Like most people who lack the intellectual capacity for nuanced thought, I love a sweeping statement. The huger the better. Indeed, most of my utterances consist entirely of a single noun followed by either “sucks” or “rules.” Such pronouncements are usually unsolicited, baseless, rendered in loud volume and about some kind of “art.” Yes, I hate when self-styled “aesthetes” take something as inherently anti-intellectual as “art” and try to IQ it up by talking about it at length. Oh, god. Show me pretty much anything made by anyone ever and I can immediately tell you what’s up.
Take, for instance, “the arts in the ‘00s.” My knee-jerk judgment? It sucked. Fine art, for starters, just sat around and floated bullshit balloons like “relational art” all decade. Popular music’s sins were unending — crunk, emo, auto-tune, Animal Collective. I didn’t really watch any films in the ‘00s, but I heard they were nearly all Saw sequels. In sum, we just rode out the worst decade in arts since… the 1990s.

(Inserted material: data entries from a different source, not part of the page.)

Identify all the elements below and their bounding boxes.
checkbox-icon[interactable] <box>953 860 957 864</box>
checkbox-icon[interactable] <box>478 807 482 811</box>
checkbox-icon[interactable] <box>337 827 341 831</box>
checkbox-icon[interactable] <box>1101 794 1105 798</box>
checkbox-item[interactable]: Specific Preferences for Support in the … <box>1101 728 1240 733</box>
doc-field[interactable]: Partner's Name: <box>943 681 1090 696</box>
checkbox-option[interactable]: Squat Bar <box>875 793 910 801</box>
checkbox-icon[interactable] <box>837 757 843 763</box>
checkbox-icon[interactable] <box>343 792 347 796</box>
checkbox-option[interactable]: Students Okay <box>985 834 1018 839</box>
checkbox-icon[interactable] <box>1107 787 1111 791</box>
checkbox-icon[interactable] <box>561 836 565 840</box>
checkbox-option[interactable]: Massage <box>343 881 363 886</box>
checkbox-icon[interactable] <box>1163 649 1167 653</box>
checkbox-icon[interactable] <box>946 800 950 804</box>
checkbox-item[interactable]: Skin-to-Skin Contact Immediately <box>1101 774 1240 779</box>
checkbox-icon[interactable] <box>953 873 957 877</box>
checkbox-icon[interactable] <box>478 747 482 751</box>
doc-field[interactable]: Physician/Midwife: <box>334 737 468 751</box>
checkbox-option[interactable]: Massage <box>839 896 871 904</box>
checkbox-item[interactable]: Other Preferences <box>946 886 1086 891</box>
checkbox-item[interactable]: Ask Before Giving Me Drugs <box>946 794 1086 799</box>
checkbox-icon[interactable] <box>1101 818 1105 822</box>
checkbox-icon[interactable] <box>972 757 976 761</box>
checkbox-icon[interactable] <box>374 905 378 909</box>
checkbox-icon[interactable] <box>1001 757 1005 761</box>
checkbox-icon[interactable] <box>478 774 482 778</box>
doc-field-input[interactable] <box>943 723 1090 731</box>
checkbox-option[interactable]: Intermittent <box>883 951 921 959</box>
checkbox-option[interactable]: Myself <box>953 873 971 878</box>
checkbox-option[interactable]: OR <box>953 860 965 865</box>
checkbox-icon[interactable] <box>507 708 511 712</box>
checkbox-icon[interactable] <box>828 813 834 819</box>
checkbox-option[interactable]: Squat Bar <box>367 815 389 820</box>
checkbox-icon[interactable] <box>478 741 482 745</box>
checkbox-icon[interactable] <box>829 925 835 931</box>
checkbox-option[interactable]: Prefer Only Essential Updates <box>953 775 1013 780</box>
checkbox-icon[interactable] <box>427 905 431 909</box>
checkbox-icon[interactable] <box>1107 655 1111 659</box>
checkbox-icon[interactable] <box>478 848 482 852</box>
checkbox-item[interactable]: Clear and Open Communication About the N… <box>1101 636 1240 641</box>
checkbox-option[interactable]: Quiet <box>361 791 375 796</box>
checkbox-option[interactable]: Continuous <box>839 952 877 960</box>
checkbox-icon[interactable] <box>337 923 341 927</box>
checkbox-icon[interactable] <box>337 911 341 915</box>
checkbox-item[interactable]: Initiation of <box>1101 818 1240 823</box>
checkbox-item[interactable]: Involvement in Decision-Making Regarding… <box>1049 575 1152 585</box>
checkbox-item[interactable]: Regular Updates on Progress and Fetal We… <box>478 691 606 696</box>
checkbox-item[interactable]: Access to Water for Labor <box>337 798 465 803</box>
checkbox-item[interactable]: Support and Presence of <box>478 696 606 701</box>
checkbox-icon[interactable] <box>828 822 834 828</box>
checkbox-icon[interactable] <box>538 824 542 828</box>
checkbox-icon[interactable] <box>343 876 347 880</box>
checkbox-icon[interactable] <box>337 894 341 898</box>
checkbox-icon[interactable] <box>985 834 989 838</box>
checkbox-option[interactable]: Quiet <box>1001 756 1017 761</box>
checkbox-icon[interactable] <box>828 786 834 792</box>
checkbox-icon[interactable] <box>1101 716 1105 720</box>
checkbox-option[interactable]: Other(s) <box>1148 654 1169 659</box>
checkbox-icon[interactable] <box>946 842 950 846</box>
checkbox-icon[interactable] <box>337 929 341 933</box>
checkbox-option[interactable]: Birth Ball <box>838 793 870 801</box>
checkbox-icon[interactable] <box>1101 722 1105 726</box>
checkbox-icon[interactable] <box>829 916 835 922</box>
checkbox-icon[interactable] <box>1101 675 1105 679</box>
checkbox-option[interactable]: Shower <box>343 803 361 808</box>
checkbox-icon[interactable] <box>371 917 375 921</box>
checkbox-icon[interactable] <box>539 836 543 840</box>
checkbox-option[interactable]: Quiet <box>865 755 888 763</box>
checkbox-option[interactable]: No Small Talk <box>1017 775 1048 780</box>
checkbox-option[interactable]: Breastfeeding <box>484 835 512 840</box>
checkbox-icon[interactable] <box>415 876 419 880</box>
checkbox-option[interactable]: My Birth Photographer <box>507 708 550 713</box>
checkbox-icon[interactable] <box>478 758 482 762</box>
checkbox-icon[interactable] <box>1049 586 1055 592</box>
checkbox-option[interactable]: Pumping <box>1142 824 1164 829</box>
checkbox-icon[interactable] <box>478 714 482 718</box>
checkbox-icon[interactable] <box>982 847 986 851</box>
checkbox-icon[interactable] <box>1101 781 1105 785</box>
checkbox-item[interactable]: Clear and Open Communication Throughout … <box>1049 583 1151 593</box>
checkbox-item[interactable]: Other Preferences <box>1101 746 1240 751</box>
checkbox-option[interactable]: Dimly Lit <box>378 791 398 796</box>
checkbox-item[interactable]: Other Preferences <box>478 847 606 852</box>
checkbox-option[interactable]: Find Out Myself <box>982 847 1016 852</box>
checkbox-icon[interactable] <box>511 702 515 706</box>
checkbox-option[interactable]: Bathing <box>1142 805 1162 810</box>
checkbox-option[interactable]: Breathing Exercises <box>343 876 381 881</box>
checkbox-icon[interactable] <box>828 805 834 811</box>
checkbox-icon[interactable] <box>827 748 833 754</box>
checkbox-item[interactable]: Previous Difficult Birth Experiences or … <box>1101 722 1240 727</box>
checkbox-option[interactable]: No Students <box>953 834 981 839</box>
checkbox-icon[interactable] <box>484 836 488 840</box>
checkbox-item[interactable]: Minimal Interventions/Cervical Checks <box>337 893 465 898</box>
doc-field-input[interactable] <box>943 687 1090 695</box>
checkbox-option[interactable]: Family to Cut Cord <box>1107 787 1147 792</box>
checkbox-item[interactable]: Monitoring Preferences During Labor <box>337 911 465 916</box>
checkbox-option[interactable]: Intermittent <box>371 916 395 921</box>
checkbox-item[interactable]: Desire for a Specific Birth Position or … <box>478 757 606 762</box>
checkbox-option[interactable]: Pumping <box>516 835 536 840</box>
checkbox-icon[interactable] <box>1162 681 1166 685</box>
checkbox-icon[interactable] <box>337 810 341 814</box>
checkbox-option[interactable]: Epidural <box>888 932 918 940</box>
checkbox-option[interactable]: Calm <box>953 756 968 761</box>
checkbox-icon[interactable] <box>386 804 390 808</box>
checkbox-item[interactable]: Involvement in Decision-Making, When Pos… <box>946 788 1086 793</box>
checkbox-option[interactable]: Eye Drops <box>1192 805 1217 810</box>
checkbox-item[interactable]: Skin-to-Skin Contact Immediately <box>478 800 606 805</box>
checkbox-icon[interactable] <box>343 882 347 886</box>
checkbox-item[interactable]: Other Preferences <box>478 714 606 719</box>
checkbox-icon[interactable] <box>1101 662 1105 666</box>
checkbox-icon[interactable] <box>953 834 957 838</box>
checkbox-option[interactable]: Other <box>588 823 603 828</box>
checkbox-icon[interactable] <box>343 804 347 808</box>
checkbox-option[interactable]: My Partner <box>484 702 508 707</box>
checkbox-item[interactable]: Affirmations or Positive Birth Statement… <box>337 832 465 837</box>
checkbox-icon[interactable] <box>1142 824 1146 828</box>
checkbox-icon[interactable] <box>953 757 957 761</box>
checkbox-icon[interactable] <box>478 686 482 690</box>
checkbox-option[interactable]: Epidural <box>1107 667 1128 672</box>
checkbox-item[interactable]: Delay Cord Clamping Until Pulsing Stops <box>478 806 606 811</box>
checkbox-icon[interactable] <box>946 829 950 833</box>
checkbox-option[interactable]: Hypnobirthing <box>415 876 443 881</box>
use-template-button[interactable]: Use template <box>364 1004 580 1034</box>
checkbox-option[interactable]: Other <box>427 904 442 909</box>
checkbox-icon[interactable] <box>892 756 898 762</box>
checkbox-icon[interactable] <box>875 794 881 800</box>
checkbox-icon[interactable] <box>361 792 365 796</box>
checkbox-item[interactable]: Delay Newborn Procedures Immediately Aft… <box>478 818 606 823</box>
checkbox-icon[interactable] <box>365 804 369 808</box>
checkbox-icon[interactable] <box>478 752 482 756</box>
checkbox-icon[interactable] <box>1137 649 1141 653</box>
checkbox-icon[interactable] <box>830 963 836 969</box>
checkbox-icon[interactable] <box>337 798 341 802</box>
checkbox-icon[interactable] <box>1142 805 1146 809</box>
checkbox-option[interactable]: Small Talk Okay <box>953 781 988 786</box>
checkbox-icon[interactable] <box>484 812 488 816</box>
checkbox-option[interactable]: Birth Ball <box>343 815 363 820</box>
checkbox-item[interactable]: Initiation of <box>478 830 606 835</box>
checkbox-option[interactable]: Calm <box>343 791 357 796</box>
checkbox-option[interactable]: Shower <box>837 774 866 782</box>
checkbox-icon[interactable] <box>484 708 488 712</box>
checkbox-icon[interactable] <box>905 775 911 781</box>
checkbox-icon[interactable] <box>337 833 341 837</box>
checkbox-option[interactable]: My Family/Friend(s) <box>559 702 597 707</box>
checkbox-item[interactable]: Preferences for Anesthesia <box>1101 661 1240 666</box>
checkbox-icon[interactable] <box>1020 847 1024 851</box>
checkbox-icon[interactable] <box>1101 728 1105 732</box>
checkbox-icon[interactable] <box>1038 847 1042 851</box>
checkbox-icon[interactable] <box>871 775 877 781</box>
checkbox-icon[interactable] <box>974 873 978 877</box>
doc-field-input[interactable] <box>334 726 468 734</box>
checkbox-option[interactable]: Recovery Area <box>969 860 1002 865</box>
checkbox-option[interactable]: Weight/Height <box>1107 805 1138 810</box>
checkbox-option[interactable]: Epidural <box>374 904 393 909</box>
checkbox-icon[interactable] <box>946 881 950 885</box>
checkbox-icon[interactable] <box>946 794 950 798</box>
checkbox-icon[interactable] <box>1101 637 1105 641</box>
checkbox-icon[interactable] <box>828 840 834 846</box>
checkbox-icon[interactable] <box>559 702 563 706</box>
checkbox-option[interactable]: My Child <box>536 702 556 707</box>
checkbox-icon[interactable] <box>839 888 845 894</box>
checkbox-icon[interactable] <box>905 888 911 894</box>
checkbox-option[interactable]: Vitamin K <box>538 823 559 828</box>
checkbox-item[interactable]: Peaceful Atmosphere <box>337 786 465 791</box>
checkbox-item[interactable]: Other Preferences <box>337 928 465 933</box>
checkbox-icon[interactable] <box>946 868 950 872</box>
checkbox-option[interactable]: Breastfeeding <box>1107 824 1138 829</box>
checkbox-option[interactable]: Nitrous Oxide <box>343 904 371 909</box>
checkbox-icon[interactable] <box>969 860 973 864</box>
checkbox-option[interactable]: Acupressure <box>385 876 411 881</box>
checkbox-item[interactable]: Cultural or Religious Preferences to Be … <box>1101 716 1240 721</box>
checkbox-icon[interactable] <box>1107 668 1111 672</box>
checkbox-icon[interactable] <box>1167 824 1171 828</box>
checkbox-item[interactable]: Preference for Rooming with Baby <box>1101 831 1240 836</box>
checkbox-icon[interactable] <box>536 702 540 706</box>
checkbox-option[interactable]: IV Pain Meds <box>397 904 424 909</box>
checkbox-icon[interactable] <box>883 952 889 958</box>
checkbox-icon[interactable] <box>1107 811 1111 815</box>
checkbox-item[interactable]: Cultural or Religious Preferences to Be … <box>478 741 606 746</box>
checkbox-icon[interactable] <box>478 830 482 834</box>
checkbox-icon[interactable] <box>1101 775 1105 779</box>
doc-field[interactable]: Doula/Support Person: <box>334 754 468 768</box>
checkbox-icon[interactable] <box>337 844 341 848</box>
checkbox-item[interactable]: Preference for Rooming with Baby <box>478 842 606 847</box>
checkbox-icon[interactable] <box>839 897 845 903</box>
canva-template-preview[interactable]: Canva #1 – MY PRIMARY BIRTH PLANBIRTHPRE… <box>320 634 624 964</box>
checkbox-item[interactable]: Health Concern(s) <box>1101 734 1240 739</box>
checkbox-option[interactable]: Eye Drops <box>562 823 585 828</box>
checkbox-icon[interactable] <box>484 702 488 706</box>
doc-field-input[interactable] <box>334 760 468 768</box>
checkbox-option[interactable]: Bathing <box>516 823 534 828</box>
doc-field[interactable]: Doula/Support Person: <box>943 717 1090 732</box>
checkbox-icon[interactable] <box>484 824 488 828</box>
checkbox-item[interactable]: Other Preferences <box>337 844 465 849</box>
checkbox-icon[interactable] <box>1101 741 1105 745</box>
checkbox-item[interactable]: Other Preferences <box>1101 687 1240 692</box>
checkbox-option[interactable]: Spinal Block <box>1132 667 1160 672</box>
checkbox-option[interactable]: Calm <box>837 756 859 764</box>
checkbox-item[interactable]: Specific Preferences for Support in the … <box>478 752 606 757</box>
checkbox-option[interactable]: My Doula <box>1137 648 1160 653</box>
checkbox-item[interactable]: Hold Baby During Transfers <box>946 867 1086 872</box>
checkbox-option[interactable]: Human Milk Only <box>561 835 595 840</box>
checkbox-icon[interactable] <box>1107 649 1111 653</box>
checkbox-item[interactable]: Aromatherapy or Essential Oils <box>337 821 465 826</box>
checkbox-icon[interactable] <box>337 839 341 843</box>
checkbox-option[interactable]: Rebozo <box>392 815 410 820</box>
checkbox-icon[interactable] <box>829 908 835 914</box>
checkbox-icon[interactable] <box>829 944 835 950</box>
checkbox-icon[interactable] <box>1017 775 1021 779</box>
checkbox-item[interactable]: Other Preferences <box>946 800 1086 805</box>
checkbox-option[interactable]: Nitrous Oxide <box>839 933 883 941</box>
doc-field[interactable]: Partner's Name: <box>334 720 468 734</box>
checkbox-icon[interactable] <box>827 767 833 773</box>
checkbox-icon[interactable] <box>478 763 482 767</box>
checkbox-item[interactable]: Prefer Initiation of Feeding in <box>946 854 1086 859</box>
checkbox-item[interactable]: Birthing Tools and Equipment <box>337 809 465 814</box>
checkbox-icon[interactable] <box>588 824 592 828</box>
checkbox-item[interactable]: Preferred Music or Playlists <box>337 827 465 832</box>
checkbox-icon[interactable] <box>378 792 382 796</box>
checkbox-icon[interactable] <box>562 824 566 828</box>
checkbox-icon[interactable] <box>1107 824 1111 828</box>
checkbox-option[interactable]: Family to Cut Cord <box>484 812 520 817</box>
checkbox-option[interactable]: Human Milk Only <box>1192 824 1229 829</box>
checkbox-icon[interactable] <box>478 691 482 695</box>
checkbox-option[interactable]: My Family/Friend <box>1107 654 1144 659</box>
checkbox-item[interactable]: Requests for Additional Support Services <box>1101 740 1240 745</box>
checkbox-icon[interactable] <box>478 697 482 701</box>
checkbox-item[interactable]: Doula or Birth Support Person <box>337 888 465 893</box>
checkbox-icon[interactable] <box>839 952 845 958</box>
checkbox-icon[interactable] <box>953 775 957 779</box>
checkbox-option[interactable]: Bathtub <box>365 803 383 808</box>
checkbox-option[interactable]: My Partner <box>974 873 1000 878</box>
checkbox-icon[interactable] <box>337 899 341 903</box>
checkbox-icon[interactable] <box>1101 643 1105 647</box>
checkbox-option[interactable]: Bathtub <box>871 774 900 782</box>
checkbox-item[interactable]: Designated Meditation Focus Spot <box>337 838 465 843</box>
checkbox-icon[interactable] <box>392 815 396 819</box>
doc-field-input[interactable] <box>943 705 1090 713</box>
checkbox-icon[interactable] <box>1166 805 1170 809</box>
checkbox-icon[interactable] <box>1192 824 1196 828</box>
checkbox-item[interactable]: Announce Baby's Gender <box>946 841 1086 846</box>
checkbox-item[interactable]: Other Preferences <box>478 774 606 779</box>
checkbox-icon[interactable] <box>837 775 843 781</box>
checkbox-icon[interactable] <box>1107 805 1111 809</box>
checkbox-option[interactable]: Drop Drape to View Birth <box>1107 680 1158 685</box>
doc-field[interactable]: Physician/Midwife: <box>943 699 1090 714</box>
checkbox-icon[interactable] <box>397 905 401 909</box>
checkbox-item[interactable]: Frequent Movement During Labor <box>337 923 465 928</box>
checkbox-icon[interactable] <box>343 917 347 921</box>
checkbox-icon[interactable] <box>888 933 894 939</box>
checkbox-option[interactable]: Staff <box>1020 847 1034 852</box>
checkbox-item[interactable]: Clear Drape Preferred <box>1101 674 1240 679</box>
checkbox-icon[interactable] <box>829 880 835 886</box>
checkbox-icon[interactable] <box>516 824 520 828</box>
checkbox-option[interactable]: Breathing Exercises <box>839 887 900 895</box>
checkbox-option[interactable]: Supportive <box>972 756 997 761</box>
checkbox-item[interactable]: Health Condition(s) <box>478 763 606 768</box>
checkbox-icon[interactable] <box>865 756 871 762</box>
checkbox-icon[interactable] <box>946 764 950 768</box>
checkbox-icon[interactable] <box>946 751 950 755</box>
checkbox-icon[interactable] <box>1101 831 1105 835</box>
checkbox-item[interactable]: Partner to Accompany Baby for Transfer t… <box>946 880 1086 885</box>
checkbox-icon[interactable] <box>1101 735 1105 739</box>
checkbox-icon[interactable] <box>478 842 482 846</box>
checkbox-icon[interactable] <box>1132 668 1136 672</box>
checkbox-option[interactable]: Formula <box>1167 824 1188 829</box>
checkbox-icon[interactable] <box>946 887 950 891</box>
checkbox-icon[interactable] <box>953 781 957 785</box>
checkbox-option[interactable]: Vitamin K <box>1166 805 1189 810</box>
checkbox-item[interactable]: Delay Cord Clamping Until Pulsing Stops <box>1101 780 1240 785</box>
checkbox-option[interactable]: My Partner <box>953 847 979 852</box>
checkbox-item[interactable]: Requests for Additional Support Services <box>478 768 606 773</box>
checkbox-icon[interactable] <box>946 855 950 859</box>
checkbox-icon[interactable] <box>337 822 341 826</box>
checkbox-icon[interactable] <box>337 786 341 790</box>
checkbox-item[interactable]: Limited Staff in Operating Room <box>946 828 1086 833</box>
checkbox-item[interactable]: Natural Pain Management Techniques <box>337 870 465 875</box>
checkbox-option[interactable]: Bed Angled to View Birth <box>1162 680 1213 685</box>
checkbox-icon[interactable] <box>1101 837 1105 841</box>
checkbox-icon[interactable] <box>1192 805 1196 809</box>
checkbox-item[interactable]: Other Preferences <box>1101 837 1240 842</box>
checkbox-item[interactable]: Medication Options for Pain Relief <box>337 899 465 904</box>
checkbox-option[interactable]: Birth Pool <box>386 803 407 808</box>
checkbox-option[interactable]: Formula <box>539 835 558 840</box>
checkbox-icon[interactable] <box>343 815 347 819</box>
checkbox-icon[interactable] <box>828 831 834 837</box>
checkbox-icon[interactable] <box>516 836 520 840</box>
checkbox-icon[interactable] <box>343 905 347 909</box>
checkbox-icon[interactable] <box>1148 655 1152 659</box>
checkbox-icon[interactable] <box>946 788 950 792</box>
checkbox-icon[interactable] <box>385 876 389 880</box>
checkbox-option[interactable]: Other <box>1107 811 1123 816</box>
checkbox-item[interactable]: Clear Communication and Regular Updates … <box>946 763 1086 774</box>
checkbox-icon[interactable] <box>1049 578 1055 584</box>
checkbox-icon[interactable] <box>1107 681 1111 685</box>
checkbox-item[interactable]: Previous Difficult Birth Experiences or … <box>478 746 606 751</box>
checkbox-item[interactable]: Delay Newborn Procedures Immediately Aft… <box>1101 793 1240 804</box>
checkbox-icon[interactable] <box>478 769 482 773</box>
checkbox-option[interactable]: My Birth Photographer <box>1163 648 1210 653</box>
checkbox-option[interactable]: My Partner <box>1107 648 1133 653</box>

Ah, the ‘90s, what a total vom-fest that was. Almost as bad as the ‘80s, that ignoble Age of Ineptitude when reverb ran roughshod over the musical kingdom, and neo-impressionist hacks like Basquiat debased fine art into finger painting. I suppose such degradation was to be expected after the debacle that was the ‘70s. Indeed, its rock operas (a misnomer, neither “rock” nor “opera”), and German New Wave cinema (a misnomer, actually “shit”) blunted our collective tastes irreparably. And the 60’s! Take it from someone who wasn’t there and has no idea what he’s talking about — the ‘60s were definitely the most overrated and underwhelming decade that has ever been rated or whelmed.
Of course, the vulgarity of the ‘60s was certainly presaged by the artless abominations we call “every decade of the first half of the 20th century.” And those, in turn, were corrupted by every decade of 19th century, replete as they were with turgid pre-Raphealite portraiture, and nigh-unreadable barbarian idioms masquerading as literature. And, shit, the 1790s? For real? Still, I’d almost prefer that decade’s banal Romanticism — and tub-thumped melodic buffooneries of Beethoven — to the unrestrained Rococo inanities of the 1730s. Or anything of the 1720s.
As far as I’m concerned there was no Renaissance. And, maybe I’m just a “hater” who needs to “stand down” or whatever, but I have scant tolerance for the Latinists of the Carolingian Dynasty of the 880s. Likewise, the orotund cantos of courtier Einhard and over-wrought liturgies of the Frankish Benedictine Strabo which marred the 820s. Of course, these only extended the consummate farce that was art in the 130s BCE — all mud pots and dirt piles. Which is to say nothing of the sub-Dan Brown-level asininity of 2380s BCE thrillers, such as The Maxims of Ptahhotep. And don’t get me started on the cave paintings of the 13,020s BCE, with their garish lines and laughably unschooled technique. Or the crudely voiced clicks and glottal stops of the 40,010s BCE hominid “poets.”
So much sucking. All of which leads me back to the 13,999,999,990’s BCE — the first decade, the only decade in arts that ruled. When everything was new, erupting with hot and spontaneous creativity, like a nimble bass line. When sound and colour exploded with beautiful self-effacement, into cosmic symphonies and vast abstract compositions. When everything was “real.” This quintessential decade in artistic achievement is, of course, not to be confused with the next, the 13,999,999,980s BCE, in which everything already started to become played out, and, as such, sucked.
Anyway, enough longing backwards glances to the salad days of 14 billion years ago. Where do we go from here? Into the 2010s. Into “the future.” And, because one cannot know what the future holds, I find myself distressingly unable to promptly dismiss it one way or another. Indeed, I feel, for the first time, the pangs of mixed feelings. While part of me feels like “we definitely can’t reach any lower lows,” another part thinks, “Obviously, we will reach many more new lows, probably within the next three to five minutes.”